Menurut Walujo dalam Hartin, 2008, pemanasan berlebihan pada minyak goreng dapat mengubah asam lemak tak jenuh menjadi gugus peroksida dan senyawa radikal bebas
lainnya. Hal ini dapat menimbulkan kanker. Selain itu menggunakan minyak goreng berulang-ulang dapat juga mengubah asam lemak tak jenuh menjadi asam lemak trans. Hal
ini dapat meningkatkan lipoprotein LDL dan menurunkan lipoprotein HDL sehingga bisa meningkatkan resiko jantung koroner. Bahan baku minyak
goreng juga sebaiknya diperhatikan. Hal ini dikarenakan bahan baku dapat mempengaruhi stabilitas minyak goreng itu sendiri. Stabilitas minyak goreng dipengaruhi oleh
ketidakjenuhan asam lemak yang dikandungnya dan penyebaran ikatan rangkap. Di era sekarang produksi dan konsumsi minyak goreng semakin meningkat,
ketersediaan minyak jelantah kian hari kian melimpah. Ditambah lagi dengan meningkatnya industri makananyang menggunakan minyak goreng dalam proses produksinya. Sedangkan
minyak jelantah belumdimanfaatkan dengan baik dan hanya dibuang sebagai limbah rumah tangga ataupun industri.
Limbah minyak jelantah yang tidak digunakan dengan baik akan memicu timbulnya berbagai macam penyakit dan kerusakan lingkungan. Karena itu perlu dilakukan upaya
pemanfaatan minyak goreng bekas agar tidak terbuang dan mencemari lingkungan. Pemanfaatan minyak goreng dapat dilakukan dengan pemurnian kembali sehingga dapat
digunakan kembali sebagai media penggorengan ataupun sebagai bahan baku produk lain. Kerusakan lemak selama proses penggorengan diakibatkan oleh kontak minyak dan
udara, pemanasan yang berlebihan, kontak minyak dengan bahan pangan dan adanya partikel-partikel yang gosong. Kerusakan minyak akibat pemanasan dapat dilihat dari
perubahan warna, kenaikan kekentalan, kenaikan kandungan asam lemak bebas, kenaikan peroksida dan penurunan bilangan iodium.
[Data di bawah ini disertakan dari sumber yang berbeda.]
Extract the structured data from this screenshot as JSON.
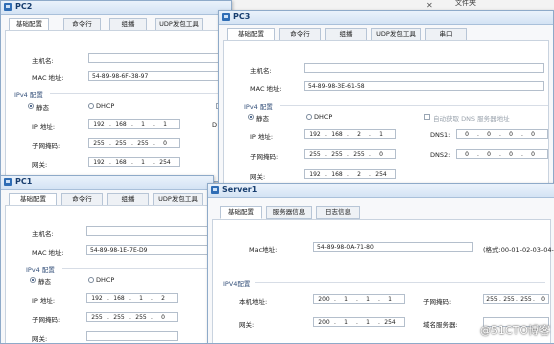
{
  "tabs": {
    "basic": "基础配置",
    "cmd": "命令行",
    "multicast": "组播",
    "udp": "UDP发包工具",
    "serial": "串口",
    "server_info": "服务器信息",
    "log_info": "日志信息"
  },
  "labels": {
    "hostname": "主机名:",
    "mac": "MAC 地址:",
    "ipv4": "IPv4 配置",
    "static": "静态",
    "dhcp": "DHCP",
    "ip": "IP 地址:",
    "mask": "子网掩码:",
    "gateway": "网关:",
    "dns1": "DNS1:",
    "dns2": "DNS2:",
    "auto_dns": "自动获取 DNS 服务器地址",
    "server_mac": "Mac地址:",
    "server_ipv4": "IPV4配置",
    "server_ip": "本机地址:",
    "server_mask": "子网掩码:",
    "server_gateway": "网关:",
    "server_dns": "域名服务器:",
    "mac_format": "(格式:00-01-02-03-04-0"
  },
  "top_right_text": "文件夹",
  "watermark": "@51CTO博客",
  "pc2": {
    "title": "PC2",
    "mac": "54-89-98-6F-38-97",
    "ip": [
      "192",
      "168",
      "1",
      "1"
    ],
    "mask": [
      "255",
      "255",
      "255",
      "0"
    ],
    "gateway": [
      "192",
      "168",
      "1",
      "254"
    ],
    "dns_partial": "D"
  },
  "pc3": {
    "title": "PC3",
    "mac": "54-89-98-3E-61-58",
    "ip": [
      "192",
      "168",
      "2",
      "1"
    ],
    "mask": [
      "255",
      "255",
      "255",
      "0"
    ],
    "gateway": [
      "192",
      "168",
      "2",
      "254"
    ],
    "dns1": [
      "0",
      "0",
      "0",
      "0"
    ],
    "dns2": [
      "0",
      "0",
      "0",
      "0"
    ]
  },
  "pc1": {
    "title": "PC1",
    "mac": "54-89-98-1E-7E-D9",
    "ip": [
      "192",
      "168",
      "1",
      "2"
    ],
    "mask": [
      "255",
      "255",
      "255",
      "0"
    ]
  },
  "server1": {
    "title": "Server1",
    "mac": "54-89-98-0A-71-80",
    "ip": [
      "200",
      "1",
      "1",
      "1"
    ],
    "mask": [
      "255",
      "255",
      "255",
      "0"
    ],
    "gateway": [
      "200",
      "1",
      "1",
      "254"
    ]
  }
}
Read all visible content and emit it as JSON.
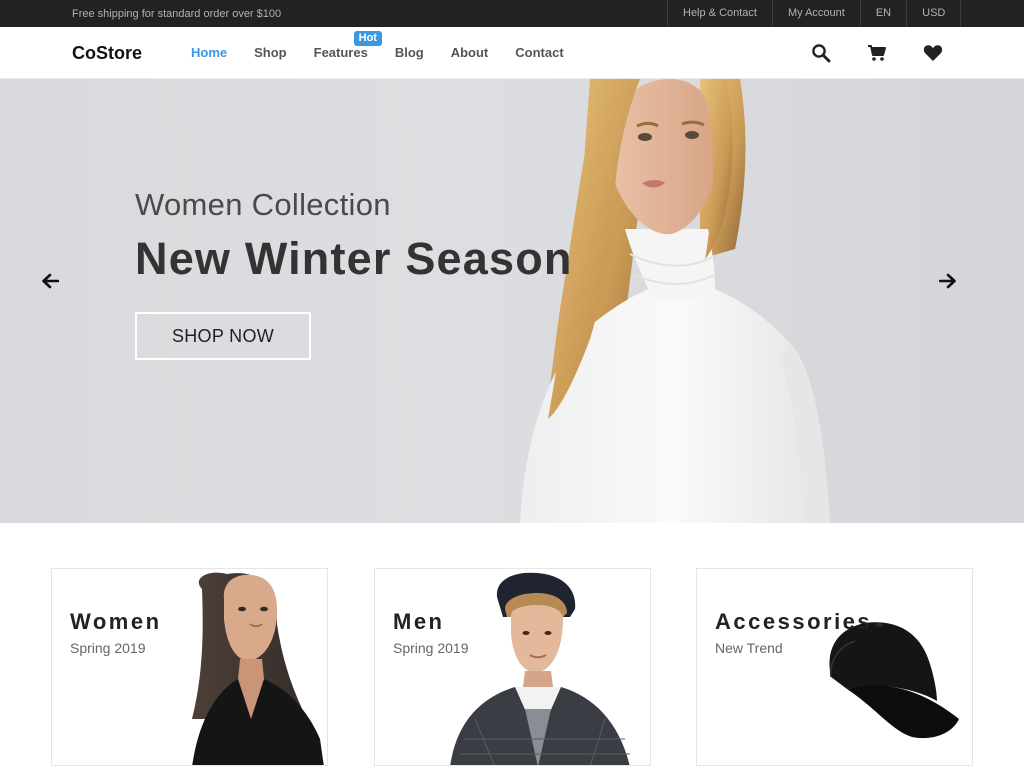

Kerusakan ini akan mempengaruhi mutu dan nilai
gizi serta penampilan bahan pangan yang digoreng.
Pada minyak goreng yang telah digunakan dapat dilakukan filtrasi minyak dengan adsorben sehingga kondisi minyak dapat terjaga dengan baik. Adsorben yang akan digunakan
dalam penelitian ini adalah arang aktif yang diduga dapat menghilangkan sebagian asam lemak bebas yang timbul dari reaksi pencoklatan minyak goreng.